Backup and restore performance can be improved in different ways, depending on the backup type:
- Physical backup: Improving the performance of a physical backup can be done by performing the backup in parallel and copying the files using more than one task. The more tasks you use, the more it will impact the current system. When backing up, you can skip certain files. You won't need the following:
- Any files placed in the data directory by DBA that shouldn't actually be there
- Any files in pg_wal
- Any old server log files in pg_log (even the current one)
Remember, it's safer not to try to exclude files at all because, if you miss something critical, you may end up with data loss. Also remember that your backup speed may be bottlenecked by your disks or your network. Some larger systems have dedicated networks in place, solely for backups.
- Logical backup: As explained in a previous recipe, if you want to back up all databases in a database server, then you should use multiple pg_dump tasks running in parallel. You may want to increase the dump speed of a pg_dump task, but there really isn't an easy way of doing that right now. If you're using compression, look at the There's more... at the end of this recipe.
- Physical restore: Just as with physical backup, it's possible for us to put everything back quicker if we use parallel copy, which is able to speed things up by automatically reusing existing files.
- Logical restore: Whether you use psql or pg_restore, you can speed up the program by assigning maintenance_work_mem = 128MB or more, either in postgresql.conf or on the user that will run the restore. If neither of those ways is easily possible, you can specify the option using the PGOPTIONS environment variable, as follows:
export PGOPTIONS ="-c work_mem = 128000"
This will then be used to set that option value for subsequent connections.
If you are running archiving or streaming replication, then transaction log writes may become a problem. This can be mitigated by increasing the size of the WAL buffer and making checkpoints less frequent for the duration of the recovery operation. Set wal_buffers between 16 MB and 64 MB, and set max_wal_size to a large value such as 20 GB so that it has room to breathe.
If you aren't running archiving or streaming replication, or you've turned it off during the restore, then you'll be able to minimize the amount of transaction log writes. In that case, you may wish to use the single-transaction option, as that will also help improve performance.
If a pg_dump was made using -F c (custom format), then we can restore in parallel, as follows:
pg_restore -j NumJobs
You'll have to be careful about how you select the degree of parallelism to use.
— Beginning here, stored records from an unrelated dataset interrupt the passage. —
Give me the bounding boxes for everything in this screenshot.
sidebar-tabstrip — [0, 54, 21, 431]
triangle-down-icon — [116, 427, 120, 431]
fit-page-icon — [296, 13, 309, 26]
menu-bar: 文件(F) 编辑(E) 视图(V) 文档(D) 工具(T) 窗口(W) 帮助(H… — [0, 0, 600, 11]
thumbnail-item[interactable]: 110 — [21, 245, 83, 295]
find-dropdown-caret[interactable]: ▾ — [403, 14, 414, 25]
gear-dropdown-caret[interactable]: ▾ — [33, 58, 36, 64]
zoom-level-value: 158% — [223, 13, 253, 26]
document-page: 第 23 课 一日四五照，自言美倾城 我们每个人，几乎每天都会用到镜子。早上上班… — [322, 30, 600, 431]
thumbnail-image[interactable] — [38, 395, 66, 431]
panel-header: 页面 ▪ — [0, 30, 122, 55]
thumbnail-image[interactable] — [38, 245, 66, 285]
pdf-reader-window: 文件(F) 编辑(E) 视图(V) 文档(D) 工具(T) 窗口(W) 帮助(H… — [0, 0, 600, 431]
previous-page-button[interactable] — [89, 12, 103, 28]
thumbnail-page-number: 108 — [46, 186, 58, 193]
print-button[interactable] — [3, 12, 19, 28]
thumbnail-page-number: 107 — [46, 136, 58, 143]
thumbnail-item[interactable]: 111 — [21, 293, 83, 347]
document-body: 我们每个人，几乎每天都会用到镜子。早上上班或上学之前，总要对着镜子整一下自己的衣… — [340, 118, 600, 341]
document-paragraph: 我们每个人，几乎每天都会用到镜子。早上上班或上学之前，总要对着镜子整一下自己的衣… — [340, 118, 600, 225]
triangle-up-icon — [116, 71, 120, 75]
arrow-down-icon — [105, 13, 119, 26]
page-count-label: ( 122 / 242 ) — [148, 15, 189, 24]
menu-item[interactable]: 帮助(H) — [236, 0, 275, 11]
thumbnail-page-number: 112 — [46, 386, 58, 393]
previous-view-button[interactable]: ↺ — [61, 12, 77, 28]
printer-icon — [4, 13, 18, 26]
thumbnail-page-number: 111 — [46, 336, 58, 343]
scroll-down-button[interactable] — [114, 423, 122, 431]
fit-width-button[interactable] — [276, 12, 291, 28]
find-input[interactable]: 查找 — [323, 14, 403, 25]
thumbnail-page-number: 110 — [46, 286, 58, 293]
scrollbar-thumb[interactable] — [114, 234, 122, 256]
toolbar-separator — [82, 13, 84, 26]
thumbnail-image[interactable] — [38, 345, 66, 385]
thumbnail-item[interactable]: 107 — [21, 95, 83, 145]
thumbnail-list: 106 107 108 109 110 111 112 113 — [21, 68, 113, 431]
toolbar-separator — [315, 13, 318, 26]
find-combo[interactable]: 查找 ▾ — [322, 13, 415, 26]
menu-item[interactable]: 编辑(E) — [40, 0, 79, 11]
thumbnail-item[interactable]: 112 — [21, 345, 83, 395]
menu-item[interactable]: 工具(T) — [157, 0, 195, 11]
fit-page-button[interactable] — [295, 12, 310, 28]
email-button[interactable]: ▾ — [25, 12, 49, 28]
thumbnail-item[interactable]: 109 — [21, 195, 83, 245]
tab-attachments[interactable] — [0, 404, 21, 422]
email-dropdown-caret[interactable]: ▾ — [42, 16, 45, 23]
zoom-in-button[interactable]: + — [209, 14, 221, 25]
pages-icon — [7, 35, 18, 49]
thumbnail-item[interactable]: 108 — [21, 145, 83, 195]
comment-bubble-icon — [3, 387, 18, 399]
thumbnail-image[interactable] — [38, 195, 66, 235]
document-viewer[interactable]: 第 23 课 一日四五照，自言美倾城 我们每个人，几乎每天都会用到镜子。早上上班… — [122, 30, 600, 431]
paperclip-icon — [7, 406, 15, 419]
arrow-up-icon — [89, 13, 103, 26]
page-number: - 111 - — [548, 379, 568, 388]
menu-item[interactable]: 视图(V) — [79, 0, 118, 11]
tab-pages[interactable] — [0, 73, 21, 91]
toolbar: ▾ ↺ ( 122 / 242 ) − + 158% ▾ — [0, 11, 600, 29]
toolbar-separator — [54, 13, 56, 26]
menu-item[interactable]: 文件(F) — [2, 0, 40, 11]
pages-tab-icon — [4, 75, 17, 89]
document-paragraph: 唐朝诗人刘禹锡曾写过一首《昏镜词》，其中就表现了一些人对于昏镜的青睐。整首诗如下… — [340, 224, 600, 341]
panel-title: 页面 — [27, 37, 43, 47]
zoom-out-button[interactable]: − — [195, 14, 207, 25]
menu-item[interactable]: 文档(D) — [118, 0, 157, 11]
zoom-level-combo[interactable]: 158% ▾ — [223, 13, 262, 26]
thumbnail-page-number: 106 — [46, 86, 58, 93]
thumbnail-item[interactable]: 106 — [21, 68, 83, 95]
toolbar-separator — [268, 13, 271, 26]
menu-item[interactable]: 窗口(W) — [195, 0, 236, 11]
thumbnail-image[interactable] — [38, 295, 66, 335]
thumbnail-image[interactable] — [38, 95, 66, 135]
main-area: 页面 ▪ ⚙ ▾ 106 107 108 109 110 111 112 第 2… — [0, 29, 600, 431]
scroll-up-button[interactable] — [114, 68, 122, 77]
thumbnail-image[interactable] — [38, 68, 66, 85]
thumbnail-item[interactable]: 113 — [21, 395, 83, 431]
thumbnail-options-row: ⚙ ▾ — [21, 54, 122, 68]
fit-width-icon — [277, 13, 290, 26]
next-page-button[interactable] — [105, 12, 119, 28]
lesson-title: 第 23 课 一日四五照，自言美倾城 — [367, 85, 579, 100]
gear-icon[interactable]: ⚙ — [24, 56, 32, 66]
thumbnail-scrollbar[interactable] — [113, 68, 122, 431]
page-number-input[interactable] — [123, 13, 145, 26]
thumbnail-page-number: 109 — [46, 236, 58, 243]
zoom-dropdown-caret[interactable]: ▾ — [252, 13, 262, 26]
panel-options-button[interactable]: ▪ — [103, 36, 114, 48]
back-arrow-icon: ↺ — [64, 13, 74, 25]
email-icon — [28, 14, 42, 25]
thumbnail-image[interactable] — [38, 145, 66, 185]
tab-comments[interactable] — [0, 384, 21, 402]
A good starting point is the number of CPUs of the server. Be very careful that you don't overflow the available memory when using parallel restore. Each job will use memory up to the value of maintenance_work_mem, so the whole restore could begin swapping when it hits larger indexes later in the restore. Plan the size of shared_buffers and maintenance_work_mem according to the number of jobs specified.
Whatever you do, make sure you run ANALYZE afterwards on every object that was created. This will happen automatically if autovacuum is enabled. It often helps to disable autovacuum completely while running a large restore, so double-check that you have it switched on again after the restore. The consequence of skipping this step will be extremely poor performance when you start your application again, which can easily make everybody panic.